Text: Adrian Anton / Foto: Knut Klaßen
Das umtriebige Kollektiv rund um Gintersdorfer/Klaßen, das zuletzt mit „Not Punk, Pololo“ oder 2010 mit „Rue Princess“ auf Kampnagel zu erleben war, hat auch für „Exorzieren statt Exerzieren“ wieder ein internationales Team beeindruckender Performer zusammengebracht: Cécilia Bengolea (wie immer großartig in ihrer Heftigkeit), Alexander Cephus, Gotta Depri, Hauke Heumann, Peter Ott, Eric Parfait Francis Taregue alias S Kelly, Margarita Tsomou sowie Franck Edmond Yao alias Gadoukou la Star.
Der Abend setzt sich aus Solo- und Gruppen-Performances zusammen, die Schlaglichter auf „die vernichtende Kraft der Moderne“ werfen: Modern Dance, Body Politics und Post-Colonialism sind die verbindenden Themen, mit denen sich die Performer aus unterschiedlichen Perspektiven auseinandersetzen – mal rational-analytisch, mal mystizistisch.
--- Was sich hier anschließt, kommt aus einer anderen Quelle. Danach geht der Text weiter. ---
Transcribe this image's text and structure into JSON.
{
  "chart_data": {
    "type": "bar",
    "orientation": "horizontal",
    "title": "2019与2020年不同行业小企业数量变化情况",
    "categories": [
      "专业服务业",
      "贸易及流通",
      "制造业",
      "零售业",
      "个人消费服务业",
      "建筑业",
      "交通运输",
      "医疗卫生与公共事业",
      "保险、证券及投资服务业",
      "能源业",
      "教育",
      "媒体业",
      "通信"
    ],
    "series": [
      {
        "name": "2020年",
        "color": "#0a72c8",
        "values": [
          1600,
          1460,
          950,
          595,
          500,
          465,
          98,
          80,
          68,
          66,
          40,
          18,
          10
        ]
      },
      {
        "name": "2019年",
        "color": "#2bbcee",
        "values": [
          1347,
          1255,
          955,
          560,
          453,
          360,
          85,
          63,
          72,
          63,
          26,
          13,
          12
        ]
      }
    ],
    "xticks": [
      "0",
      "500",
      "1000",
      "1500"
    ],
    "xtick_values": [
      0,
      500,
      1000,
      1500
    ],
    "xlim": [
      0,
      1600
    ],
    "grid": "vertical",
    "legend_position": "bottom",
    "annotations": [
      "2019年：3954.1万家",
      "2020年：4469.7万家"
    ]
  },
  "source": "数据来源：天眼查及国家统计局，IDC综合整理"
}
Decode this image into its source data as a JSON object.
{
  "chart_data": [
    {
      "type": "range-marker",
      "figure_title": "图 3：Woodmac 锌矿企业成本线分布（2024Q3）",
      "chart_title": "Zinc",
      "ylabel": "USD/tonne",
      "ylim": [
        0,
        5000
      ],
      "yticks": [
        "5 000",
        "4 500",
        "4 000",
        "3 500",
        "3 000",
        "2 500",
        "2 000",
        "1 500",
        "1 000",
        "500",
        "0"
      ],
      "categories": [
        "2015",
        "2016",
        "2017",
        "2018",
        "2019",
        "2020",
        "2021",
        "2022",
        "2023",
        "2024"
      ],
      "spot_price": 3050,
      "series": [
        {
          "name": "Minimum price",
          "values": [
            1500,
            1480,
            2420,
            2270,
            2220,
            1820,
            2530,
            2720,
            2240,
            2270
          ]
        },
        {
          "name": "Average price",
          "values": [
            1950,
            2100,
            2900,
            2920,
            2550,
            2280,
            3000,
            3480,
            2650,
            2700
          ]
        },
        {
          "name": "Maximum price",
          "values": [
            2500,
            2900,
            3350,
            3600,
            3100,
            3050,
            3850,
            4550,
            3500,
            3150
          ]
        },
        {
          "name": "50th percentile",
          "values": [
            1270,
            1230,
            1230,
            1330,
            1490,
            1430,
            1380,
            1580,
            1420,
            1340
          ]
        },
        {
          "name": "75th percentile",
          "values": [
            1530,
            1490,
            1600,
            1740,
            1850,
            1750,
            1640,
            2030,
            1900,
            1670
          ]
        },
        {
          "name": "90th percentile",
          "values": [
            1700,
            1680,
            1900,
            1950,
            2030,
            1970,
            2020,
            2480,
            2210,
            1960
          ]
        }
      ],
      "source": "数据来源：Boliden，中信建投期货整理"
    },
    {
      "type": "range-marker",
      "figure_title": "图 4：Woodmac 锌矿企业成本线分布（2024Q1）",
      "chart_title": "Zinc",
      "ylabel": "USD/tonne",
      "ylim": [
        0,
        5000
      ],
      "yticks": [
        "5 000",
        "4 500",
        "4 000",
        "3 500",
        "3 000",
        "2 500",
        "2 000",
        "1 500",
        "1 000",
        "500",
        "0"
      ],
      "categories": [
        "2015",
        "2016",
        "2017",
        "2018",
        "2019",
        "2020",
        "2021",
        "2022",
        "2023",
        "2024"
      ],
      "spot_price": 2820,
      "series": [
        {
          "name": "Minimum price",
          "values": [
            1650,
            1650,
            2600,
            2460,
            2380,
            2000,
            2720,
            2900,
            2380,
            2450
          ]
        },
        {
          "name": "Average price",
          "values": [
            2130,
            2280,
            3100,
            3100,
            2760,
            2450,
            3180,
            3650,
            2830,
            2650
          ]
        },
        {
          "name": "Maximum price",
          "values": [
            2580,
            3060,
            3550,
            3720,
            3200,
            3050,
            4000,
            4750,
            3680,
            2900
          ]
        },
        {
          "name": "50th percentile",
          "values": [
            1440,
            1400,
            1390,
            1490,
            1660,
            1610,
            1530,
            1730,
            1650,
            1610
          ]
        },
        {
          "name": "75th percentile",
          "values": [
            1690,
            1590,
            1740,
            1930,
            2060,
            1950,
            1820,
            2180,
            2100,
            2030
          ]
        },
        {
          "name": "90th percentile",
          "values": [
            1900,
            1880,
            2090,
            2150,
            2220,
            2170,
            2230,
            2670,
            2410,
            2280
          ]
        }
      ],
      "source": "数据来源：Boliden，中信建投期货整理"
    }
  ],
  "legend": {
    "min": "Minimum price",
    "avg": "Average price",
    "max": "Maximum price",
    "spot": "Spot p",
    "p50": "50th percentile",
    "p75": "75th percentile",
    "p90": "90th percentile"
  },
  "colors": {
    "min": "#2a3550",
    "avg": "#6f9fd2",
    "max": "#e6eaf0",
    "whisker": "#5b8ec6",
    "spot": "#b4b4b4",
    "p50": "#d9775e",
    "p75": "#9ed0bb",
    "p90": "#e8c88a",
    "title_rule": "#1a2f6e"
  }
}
Strategie und Ziel: „Magie und Tradition werden nicht zum idealen Gegenpol, sondern wir stellen das Festschreiben der Gegensätze in Frage.“
Die angewandten Methoden reichen von der reinigenden Kraft von Zitronen bis zu Einläufen mit Chili-Schoten. Und der befreienden Kraft des Tanzes: Afrikanische Traditionen treffen auf Ikonen des Modern Dance wie Yvonne Rainers „Trio A“, hinreißend von Nicht-Tänzer Hauke Heumann interpretiert. Das passiert manchmal virtuos-chaotisch und mit Bildern von großer Ambiguität, manchmal wenig subtil, wenn zum Beispiel die Aussage „Ich leide unter dem Gewicht der Moderne“ von Sandsäcken auf der Schulter illustriert wird. Sandsäcke müssen auch herhalten, wenn Margarita Tsomou davon berichtet, wie die Griechenland-Krise sie plötzlich dazu gebracht hat, sich einen möglichst authentischen griechischen Akzent anzueignen und die Last der Identität zu spüren war. Die Befreiungsmöglichkeiten durch Tanz verdeutlichen Alex Cephus, Gotta Depri und S Kelly, wenn sie Modern Dance mit afrikanischen Tänzen konfrontieren. Gadoukou la Star hingegen berichtet von seiner Befreiung aus alten Traditionen, als seine kleine Schwester den Göttern geopfert werden soll. Auch die Argentinierin Cécilia Bengolea propagiert Tanz als Befreiung, wenn sie zeigt, das Twerking ursprünglich nicht sexualisiert war, sondern eine radikale Form für Frauen, sich von Menstruationsbeschwerden oder ungewollter Schwangerschaft zu befreien.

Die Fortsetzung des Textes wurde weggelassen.